The Advertising Standards Authority (ASA) has recently published its annual report, which highlights (amongst other things) their adoption of artificial intelligence software to identify misleading and irresponsible advertisements placed online.
The ASA's software is designed to capture and analyse all Instagram Stories produced by ‘high-risk’ influencers who have previously failed to clearly and consistently label when their content is an advertisement. The software will analyse content posted by such influencers with a view to determining whether such content is likely to be an advertisement but has not been disclosed as such. Consequently the ASA will be able to take a much more proactive approach in identifying and addressing advertising content that is not clearly marked as an advertisment, thereby reducing the volume of unlabelled ads that can mislead the public.
It is not clear whether the ASA have protected their AI tool.

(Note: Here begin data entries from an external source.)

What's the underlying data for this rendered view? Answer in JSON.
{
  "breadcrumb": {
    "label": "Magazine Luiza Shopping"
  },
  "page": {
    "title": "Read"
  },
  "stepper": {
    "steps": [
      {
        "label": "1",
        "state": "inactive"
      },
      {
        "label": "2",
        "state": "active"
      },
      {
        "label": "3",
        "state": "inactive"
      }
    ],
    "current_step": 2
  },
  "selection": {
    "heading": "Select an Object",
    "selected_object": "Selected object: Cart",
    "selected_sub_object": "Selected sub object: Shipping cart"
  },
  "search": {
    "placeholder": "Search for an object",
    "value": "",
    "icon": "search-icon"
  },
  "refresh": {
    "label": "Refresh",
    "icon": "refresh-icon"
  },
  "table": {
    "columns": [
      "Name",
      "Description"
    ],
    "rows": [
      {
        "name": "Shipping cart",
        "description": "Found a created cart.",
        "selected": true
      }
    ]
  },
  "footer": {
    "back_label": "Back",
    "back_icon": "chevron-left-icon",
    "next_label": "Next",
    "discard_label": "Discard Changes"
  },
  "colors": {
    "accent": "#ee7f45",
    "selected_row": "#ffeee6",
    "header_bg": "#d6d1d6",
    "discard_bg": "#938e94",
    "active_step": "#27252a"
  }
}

My patent colleagues tell me that it is possible that it might be protectable by a patent in Europe, but as their recent research shows, where the invention lies would affect the likelihood of a patent being granted.
In any event, the ASA's use of AI technology to adopt a more proactive stance in identifying unlabelled advertising content clearly highlights the importance of ensuring that any promotional materials related to trade marked products or services that are placed on social media are clearly identified as advertisements, particularly those posted by social media influencers. If not, subsequent action by the ASA may well result in adverse publicity that could cause serious reputational damage to the brand.